A few weeks back, Saturday 4th July was National Play Day. It is common knowledge for us adults that children like to play. Yet in recent years, play has become a hot topic. Cambridge University in England has appointed a ‘professor of play,’ a researcher tasked with exploring the links between play and learning. Many preschools have adopted a play-based curriculum. Classrooms now often include a play corner. So, do children learn by playing? And if so, how can parents support this process?

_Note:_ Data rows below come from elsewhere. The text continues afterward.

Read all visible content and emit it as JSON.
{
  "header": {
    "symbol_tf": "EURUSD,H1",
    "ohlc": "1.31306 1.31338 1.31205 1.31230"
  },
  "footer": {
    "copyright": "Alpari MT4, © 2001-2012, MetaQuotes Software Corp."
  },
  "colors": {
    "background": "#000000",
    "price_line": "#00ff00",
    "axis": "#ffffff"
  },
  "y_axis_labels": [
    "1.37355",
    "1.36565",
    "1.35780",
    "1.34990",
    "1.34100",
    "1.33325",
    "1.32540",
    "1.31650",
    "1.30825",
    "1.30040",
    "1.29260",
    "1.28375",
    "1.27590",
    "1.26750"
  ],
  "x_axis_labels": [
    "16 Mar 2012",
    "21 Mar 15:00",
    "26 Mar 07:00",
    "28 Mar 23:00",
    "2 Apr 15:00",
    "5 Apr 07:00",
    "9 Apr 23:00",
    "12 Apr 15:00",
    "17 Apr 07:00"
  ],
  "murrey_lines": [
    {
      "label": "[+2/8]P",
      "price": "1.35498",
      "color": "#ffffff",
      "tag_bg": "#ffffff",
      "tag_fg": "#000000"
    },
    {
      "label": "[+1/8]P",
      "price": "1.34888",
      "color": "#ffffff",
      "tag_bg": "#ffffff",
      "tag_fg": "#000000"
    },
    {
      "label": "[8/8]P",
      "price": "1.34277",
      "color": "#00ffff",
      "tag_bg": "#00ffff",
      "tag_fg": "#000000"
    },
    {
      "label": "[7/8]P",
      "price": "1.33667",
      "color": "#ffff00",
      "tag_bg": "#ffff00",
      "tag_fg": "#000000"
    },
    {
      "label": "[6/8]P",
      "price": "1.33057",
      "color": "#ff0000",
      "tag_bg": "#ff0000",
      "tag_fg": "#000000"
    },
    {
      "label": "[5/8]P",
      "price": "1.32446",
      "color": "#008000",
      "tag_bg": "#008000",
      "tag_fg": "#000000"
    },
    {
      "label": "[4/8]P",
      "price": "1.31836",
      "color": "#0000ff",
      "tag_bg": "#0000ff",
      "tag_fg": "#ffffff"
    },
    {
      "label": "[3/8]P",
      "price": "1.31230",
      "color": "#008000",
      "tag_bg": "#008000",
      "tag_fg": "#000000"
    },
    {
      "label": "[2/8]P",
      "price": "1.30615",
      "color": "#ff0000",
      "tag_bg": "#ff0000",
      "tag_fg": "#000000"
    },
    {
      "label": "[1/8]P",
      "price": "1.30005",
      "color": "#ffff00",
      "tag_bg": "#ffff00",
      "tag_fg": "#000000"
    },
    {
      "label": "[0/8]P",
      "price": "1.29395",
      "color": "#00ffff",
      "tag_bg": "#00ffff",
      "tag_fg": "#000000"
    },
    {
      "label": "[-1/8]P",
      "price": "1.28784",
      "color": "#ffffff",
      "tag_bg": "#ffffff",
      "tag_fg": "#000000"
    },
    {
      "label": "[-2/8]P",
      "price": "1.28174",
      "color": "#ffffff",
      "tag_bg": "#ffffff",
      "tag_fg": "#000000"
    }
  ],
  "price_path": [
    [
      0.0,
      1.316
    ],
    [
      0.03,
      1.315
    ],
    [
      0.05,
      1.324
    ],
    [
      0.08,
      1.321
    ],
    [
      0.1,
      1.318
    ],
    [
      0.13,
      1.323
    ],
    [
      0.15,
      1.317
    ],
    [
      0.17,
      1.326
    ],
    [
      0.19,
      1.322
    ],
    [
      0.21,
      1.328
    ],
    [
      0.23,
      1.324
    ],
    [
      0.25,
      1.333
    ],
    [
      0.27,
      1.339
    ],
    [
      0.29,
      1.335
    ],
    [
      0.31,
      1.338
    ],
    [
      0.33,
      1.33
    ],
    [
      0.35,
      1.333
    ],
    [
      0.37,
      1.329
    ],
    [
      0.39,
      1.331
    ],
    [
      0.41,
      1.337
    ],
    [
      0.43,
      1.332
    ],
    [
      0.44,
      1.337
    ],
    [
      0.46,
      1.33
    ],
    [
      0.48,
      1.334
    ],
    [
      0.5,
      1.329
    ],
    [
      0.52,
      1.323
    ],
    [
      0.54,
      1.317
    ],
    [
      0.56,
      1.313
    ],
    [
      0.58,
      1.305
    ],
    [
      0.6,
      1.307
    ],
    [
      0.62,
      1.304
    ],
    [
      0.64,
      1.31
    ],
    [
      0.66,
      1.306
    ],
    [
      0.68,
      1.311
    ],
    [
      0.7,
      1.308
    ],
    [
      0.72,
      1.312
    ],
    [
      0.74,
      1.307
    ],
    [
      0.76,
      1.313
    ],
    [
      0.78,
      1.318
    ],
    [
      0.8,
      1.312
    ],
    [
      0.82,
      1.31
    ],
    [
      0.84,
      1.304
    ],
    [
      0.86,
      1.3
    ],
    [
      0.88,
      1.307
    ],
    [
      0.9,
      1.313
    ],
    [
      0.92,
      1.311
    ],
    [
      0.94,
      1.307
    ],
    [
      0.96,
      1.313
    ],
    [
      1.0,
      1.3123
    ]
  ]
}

Through play, children discover themselves and the world around them. There are many ways in which you can play with you child. Research suggests there are five common types of play: physical (running, jumping, kicking), play with objects (sand, playdough, blocks), symbolic (using objects to stand in for other objects, like speaking into a banana instead of a phone), pretend play (acting out imaginary situations), and games with rules (board games, “Simon says.”) Recognising these types of play can help you decide when to join in. You might even notice the distinct play areas in your child’s crèche or preschool. Early years teachers know lots about play, so don’t be afraid to ask them for tips!
Parents often wonder how they can participate in their children’s play. A young mother I recently met at an information event in the library asked me, “I know play is important, but how do I know if I’m doing it right?” My response: think about whether you and your child are enjoying it. Sometimes we forget why we play – to have fun!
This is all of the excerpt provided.